California jobless rates top 11 percent

Source Sacramento Bee

Unemployment broke the 11 percent mark in California last month, rising to a level not seen since the tail end of the Great Depression, state officials said today. The statewide unemployment rate rose to 11.2 percent in March, up from a revised 10.6 percent, the Employment Development Department said. That was the highest since January 1941, when it reached 11.7 percent. Under the standards of modern record keeping, which only goes back to 1976, the March unemployment rate was the worst, topping the 11 percent recorded three times in the early 1980s. Sacramento-area unemployment jumped to 11.3 percent, a half-point jump from the month before. That was the region's worst ever. Unemployment in Sacramento actually hit 12.9 percent in January 1983, but the geographical boundaries of the region were different then. The numbers showed the recession deepening, as 62,100 payroll jobs disappeared across the state during March. But that was only about half as bad as the record job loss from February, and state officials took some heart in that. "This was a glimmer of hope here," said chief economist Howard Roth at the state Department of Finance. "This is hopefully starting a downward trend in the number of jobs lost." The statewide unemployment rate is the fourth highest in the nation. But in terms of actual job loss, the state is doing only slightly worse than the U.S. average, said Stephen Levy, an economic consultant in Palo Alto. Levy said California's unemployment rate is being pushed up in part by a surge of new people entering the workforce. Over the past year and a half or so, more than 300,000 people have entered the state's workforce "and became instantly unemployed," said Levy. The new numbers show construction is still hurting. The Sacramento region lost 1,700 construction jobs in March, a month when the industry usually adds an average of 1,100 jobs, said EDD labor market consultant Diane Patterson.

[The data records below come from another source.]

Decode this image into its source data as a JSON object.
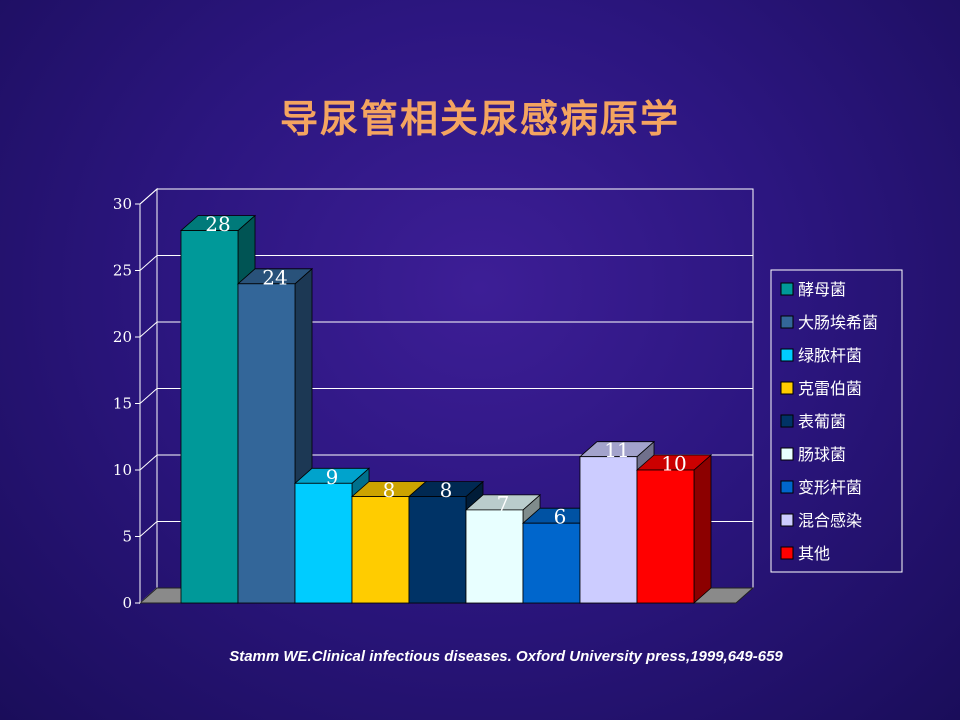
{
  "slide": {
    "title": "导尿管相关尿感病原学",
    "citation": "Stamm WE.Clinical infectious diseases. Oxford University press,1999,649-659"
  },
  "chart_data": {
    "type": "bar",
    "categories": [
      "酵母菌",
      "大肠埃希菌",
      "绿脓杆菌",
      "克雷伯菌",
      "表葡菌",
      "肠球菌",
      "变形杆菌",
      "混合感染",
      "其他"
    ],
    "values": [
      28,
      24,
      9,
      8,
      8,
      7,
      6,
      11,
      10
    ],
    "data_labels": [
      "28",
      "24",
      "9",
      "8",
      "8",
      "7",
      "6",
      "11",
      "10"
    ],
    "colors": [
      "#009999",
      "#336699",
      "#00ccff",
      "#ffcc00",
      "#003366",
      "#e8ffff",
      "#0066cc",
      "#ccccff",
      "#ff0000"
    ],
    "ylim": [
      0,
      30
    ],
    "yticks": [
      "0",
      "5",
      "10",
      "15",
      "20",
      "25",
      "30"
    ],
    "title": "",
    "xlabel": "",
    "ylabel": "",
    "legend": "right",
    "grid": true,
    "style": "3d-bar"
  }
}
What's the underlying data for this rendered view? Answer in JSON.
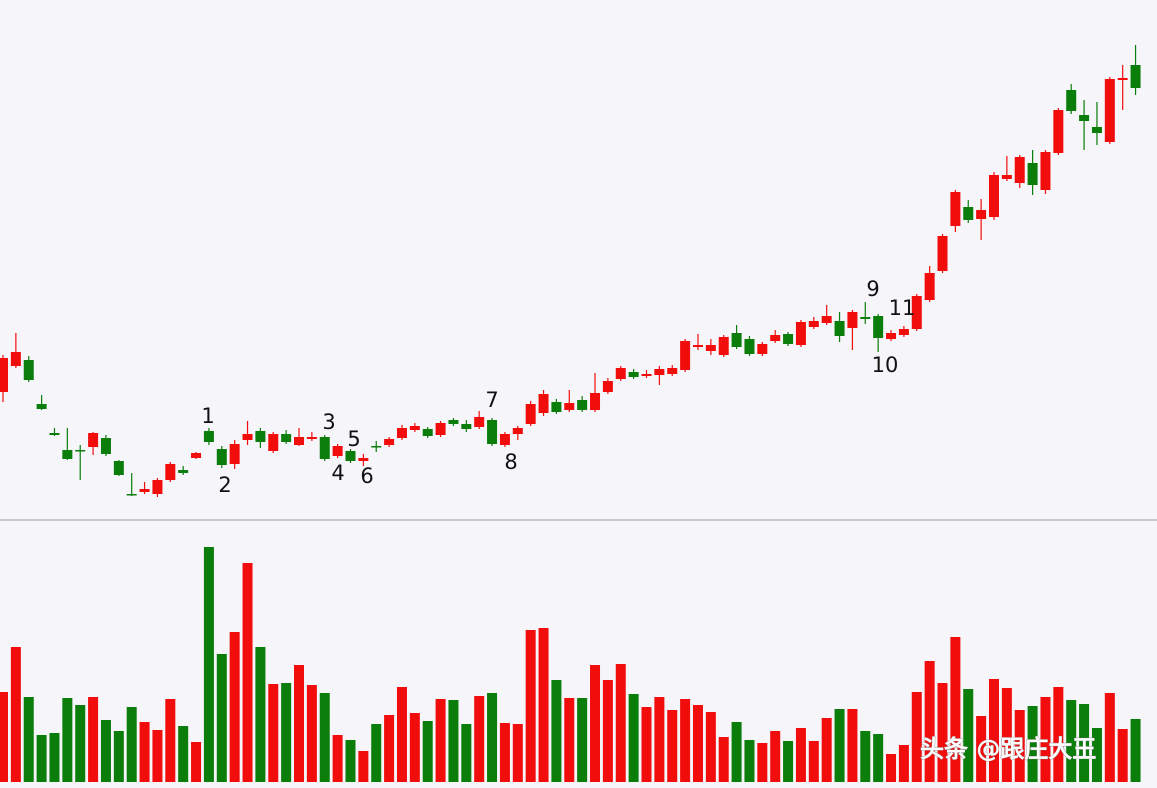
{
  "chart_data": {
    "type": "candlestick",
    "ylim": [
      0,
      520
    ],
    "volume_ylim": [
      0,
      262
    ],
    "up_color": "#f20d0d",
    "down_color": "#0a7d0a",
    "open": [
      128,
      154,
      160,
      116,
      87,
      70,
      70,
      73,
      82,
      59,
      26,
      28,
      26,
      40,
      50,
      62,
      89,
      71,
      56,
      80,
      89,
      69,
      86,
      75,
      81,
      83,
      64,
      69,
      59,
      74,
      75,
      82,
      90,
      91,
      85,
      100,
      96,
      93,
      100,
      75,
      86,
      96,
      107,
      118,
      110,
      120,
      110,
      128,
      141,
      148,
      144,
      145,
      146,
      150,
      173,
      169,
      165,
      187,
      181,
      166,
      179,
      186,
      175,
      193,
      197,
      199,
      192,
      203,
      204,
      181,
      185,
      191,
      220,
      249,
      294,
      313,
      301,
      303,
      341,
      337,
      357,
      330,
      367,
      430,
      405,
      393,
      378,
      440,
      455
    ],
    "high": [
      165,
      187,
      164,
      125,
      92,
      92,
      75,
      88,
      85,
      60,
      47,
      38,
      42,
      58,
      54,
      68,
      92,
      74,
      80,
      99,
      92,
      88,
      90,
      92,
      88,
      85,
      76,
      71,
      66,
      79,
      83,
      95,
      97,
      93,
      99,
      102,
      100,
      109,
      102,
      88,
      94,
      119,
      130,
      121,
      130,
      124,
      147,
      142,
      154,
      151,
      150,
      154,
      155,
      181,
      186,
      181,
      185,
      195,
      184,
      178,
      190,
      188,
      200,
      203,
      215,
      208,
      210,
      218,
      206,
      190,
      194,
      226,
      254,
      286,
      330,
      320,
      321,
      348,
      364,
      365,
      370,
      370,
      412,
      436,
      420,
      418,
      443,
      455,
      475
    ],
    "low": [
      118,
      152,
      138,
      110,
      84,
      60,
      40,
      65,
      64,
      44,
      24,
      26,
      23,
      38,
      45,
      61,
      75,
      52,
      51,
      75,
      72,
      67,
      76,
      74,
      79,
      59,
      62,
      57,
      54,
      68,
      73,
      80,
      88,
      82,
      83,
      94,
      88,
      91,
      74,
      73,
      80,
      94,
      104,
      106,
      108,
      108,
      108,
      126,
      139,
      141,
      142,
      135,
      144,
      148,
      170,
      165,
      163,
      171,
      164,
      164,
      177,
      174,
      173,
      191,
      195,
      178,
      170,
      196,
      168,
      179,
      183,
      189,
      218,
      247,
      288,
      297,
      280,
      300,
      339,
      332,
      325,
      326,
      365,
      406,
      370,
      375,
      376,
      410,
      425
    ],
    "close": [
      162,
      168,
      140,
      111,
      85,
      61,
      69,
      87,
      66,
      45,
      25,
      31,
      40,
      56,
      47,
      67,
      78,
      55,
      76,
      86,
      78,
      86,
      78,
      83,
      83,
      61,
      74,
      59,
      62,
      73,
      81,
      92,
      94,
      84,
      97,
      96,
      91,
      103,
      76,
      86,
      92,
      116,
      126,
      108,
      117,
      110,
      127,
      139,
      152,
      143,
      146,
      151,
      152,
      179,
      175,
      175,
      183,
      173,
      166,
      176,
      185,
      176,
      198,
      199,
      204,
      184,
      208,
      201,
      182,
      187,
      191,
      224,
      247,
      284,
      328,
      300,
      310,
      345,
      345,
      363,
      335,
      368,
      410,
      409,
      399,
      387,
      441,
      442,
      432
    ],
    "volume": [
      90,
      135,
      85,
      47,
      49,
      84,
      77,
      85,
      62,
      51,
      75,
      60,
      52,
      83,
      56,
      40,
      235,
      128,
      150,
      219,
      135,
      98,
      99,
      117,
      97,
      89,
      47,
      42,
      31,
      58,
      67,
      95,
      69,
      61,
      83,
      82,
      58,
      86,
      89,
      59,
      58,
      152,
      154,
      102,
      84,
      84,
      117,
      102,
      118,
      88,
      75,
      85,
      72,
      83,
      77,
      70,
      45,
      60,
      42,
      39,
      51,
      41,
      54,
      41,
      64,
      73,
      73,
      51,
      48,
      28,
      37,
      90,
      121,
      99,
      145,
      93,
      66,
      103,
      94,
      72,
      76,
      85,
      95,
      82,
      78,
      54,
      89,
      53,
      63
    ],
    "annotations": [
      "1",
      "2",
      "3",
      "4",
      "5",
      "6",
      "7",
      "8",
      "9",
      "10",
      "11"
    ],
    "watermark": "头条 @跟庄大王"
  }
}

The numbers also showed that health care, which had proven resistant to the recession, is starting to sag, albeit slightly. About 100 health care jobs disappeared in Sacramento last month. Health Net Inc. and Sutter Medical Center have announced layoffs, among others. "When people are losing their jobs, they're losing their health insurance," said Joanne Spetz, a health care economist at the University of California, San Francisco.